A próxima seção destina-se à análise dos dados, iniciando com a descrição e análise do mundo figurado do MPU. A seguir, apresentamos a análise narrativa do caso de Roberto. Antes de cada episódio descrevemos o momento da entrevista e a pergunta que deu origem à sua narração. Continuamos apresentando a transcrição completa do episódio, organizando-o em cenas e, finalmente, realizamos a análise do mesmo.

5 Análise dos dados

5.1 O mundo figurado da formação profissional do MPU

O telos promovido pelo MPU – ou seja, o sentido de movimento para as aprendizagens promovidas – pode ser caraterizado ao considerar o tipo de professor de Matemática que o mestrado pretendia formar. Três objetivos do programa apontam dados nessa direção:

  • Formar professor pesquisador para atuar em todos os graus de ensino, inclusive no Ensino Superior, especialmente nos Cursos de Licenciatura.

  • Formar professor pesquisador que contribua para a formação continuada de outros professores da área, em contexto formais e não-formais de ensino.

  • Formar professor pesquisador que atue de forma autônoma e contribua para a utilização e divulgação de pesquisas da área em situação real de ensino (MPU, Página Web, 2017).

A noção de professor pesquisador também foi ressaltada pela coordenadora do MPU ao descrever os objetivos do programa:

nosso objetivo é formar [o] professor pesquisador, ou formador pesquisador […] Que a gente consiga levar para esses profissionais […] a pesquisa como uma das formas de desenvolvimento profissional e uma das formas de delinear suas ações de formação ou suas ações como professor […] Ele deixa de ser simplesmente professor para se tornar também professor pesquisador.

(Entrevista com a Coordenadora MPU, 2018).

Podemos interpretar, então, que o telos deste mundo figurado projeta um processo de formação que leve os mestrandos a se tornarem professores pesquisadores. O egresso do MPU deveria, então, desenvolver um olhar investigativo sobre sua prática que desenvolve no mundo da escola e ao trabalhar com outros colegas.

Quanto às relações entre o professor e seu mundo profissional, o MPU parece compreender os contextos e práticas escolares como espaços formativos que contribuem à aprendizagem e à constituição profissional do professor. Atuando dentro desses espaços, o professor é visto como um produtor de conhecimentos específicos situados no mundo da prática escolar, os quais são levados para estudo no âmbito do MPU:

nossos alunos trazem a prática para nós! […] Eles sabem muito dos alunos. Esse aprendizado da prática, esse conhecimento da prática, que vários autores chamam conhecimento didático do conteúdo, eles é que trazem para a gente. Eles sabem muito dessa realidade, das dificuldades, e a gente leva para eles os resultados das pesquisas que a gente realiza […] é uma convivência, uma aprendizagem mútua, a gente leva essa prática de pesquisa e eles trazem a prática e a realidade da escola. O testemunho que nós temos é que eles mudam a sua pessoa e as suas práticas a partir da formação que eles têm aqui.
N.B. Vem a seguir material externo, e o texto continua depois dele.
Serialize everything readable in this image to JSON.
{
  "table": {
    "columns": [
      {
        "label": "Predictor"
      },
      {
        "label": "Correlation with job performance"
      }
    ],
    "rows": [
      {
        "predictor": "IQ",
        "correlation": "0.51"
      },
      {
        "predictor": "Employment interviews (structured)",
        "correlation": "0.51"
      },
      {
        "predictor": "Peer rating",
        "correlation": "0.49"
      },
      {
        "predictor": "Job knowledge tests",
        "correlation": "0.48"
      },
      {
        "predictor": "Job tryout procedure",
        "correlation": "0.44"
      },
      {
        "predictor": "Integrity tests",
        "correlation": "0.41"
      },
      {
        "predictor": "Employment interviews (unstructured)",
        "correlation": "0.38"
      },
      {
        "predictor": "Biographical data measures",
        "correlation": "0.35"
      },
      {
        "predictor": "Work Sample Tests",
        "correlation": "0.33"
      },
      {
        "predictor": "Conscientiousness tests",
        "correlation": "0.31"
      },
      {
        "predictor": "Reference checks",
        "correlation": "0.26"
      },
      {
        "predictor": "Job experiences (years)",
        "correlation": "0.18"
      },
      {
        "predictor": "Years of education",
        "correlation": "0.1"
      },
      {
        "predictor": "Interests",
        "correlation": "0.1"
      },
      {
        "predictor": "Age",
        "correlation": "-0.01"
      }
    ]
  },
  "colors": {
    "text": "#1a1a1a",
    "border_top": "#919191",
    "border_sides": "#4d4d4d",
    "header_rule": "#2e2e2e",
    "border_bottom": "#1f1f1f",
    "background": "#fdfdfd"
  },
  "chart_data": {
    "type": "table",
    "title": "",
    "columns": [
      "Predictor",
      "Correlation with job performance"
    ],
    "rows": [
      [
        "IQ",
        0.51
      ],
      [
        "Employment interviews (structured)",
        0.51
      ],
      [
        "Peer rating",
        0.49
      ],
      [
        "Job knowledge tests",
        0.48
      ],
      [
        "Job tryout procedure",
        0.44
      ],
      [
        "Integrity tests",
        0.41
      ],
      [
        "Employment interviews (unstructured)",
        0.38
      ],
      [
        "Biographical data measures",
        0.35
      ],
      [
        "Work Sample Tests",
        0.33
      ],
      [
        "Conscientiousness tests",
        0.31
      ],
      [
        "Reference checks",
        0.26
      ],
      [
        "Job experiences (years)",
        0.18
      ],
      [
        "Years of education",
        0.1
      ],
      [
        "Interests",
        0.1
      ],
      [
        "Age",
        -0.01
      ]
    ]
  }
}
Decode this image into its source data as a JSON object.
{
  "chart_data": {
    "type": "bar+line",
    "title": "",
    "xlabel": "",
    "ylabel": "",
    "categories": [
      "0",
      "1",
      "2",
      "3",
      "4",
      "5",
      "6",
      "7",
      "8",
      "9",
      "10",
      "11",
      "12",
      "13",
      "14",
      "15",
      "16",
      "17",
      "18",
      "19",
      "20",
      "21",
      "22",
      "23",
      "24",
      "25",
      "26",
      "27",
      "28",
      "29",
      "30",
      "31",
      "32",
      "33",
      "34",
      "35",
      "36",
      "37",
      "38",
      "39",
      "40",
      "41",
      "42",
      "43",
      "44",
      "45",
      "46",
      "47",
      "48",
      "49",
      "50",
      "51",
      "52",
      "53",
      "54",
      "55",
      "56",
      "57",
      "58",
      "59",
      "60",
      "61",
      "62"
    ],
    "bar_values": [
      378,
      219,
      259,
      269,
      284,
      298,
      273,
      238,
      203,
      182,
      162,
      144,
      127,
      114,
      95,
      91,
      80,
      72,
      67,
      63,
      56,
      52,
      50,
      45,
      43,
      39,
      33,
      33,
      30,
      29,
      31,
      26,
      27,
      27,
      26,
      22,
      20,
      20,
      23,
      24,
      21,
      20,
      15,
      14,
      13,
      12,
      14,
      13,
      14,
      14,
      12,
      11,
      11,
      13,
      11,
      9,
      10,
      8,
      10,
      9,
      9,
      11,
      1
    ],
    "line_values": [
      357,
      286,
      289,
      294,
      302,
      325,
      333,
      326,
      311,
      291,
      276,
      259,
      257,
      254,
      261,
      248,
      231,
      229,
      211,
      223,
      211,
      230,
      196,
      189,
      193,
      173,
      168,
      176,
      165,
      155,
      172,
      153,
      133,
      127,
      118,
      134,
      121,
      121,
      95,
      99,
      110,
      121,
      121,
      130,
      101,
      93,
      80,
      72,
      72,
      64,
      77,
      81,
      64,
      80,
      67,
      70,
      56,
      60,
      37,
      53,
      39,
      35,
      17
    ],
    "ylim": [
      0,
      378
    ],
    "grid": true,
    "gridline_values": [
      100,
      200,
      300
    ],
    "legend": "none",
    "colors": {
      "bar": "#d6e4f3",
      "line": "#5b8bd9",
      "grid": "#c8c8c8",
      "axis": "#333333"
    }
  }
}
(Entrevista com a Coordenadora MPU, 2018).

De acordo com a perspectiva da coordenadora, o MPU promove o diálogo entre o mundo da escola e o mundo da academia. Os professores trazem seus conhecimentos e experiências produzidos na prática, bem como as codições e possibilidades oferecidas pelas escolas em que atuam. Os formadores da universidade trazem teorias e metodologias que podem instrumentalizar e problematizar as análises, interpretações e compreensões das práticas docentes nas escolas. Podemos concluir, então, que, neste mundo figurado, pesquisadores, formadores e professores compartilham conhecimentos desenvolvidos dentro dos mundos da escola e da academia e negociam novos significados relativos ao ensino e à aprendizagem da Matemática. O MPU supõe que, a partir desses diálogos, o professor desenvolverá sua identidade e poderá promover transformações na sua prática docente. Assim, a partir da sua praticipação no MPU, o professor poderá contribuir, também, com a (re)construção do seu mundo profissional.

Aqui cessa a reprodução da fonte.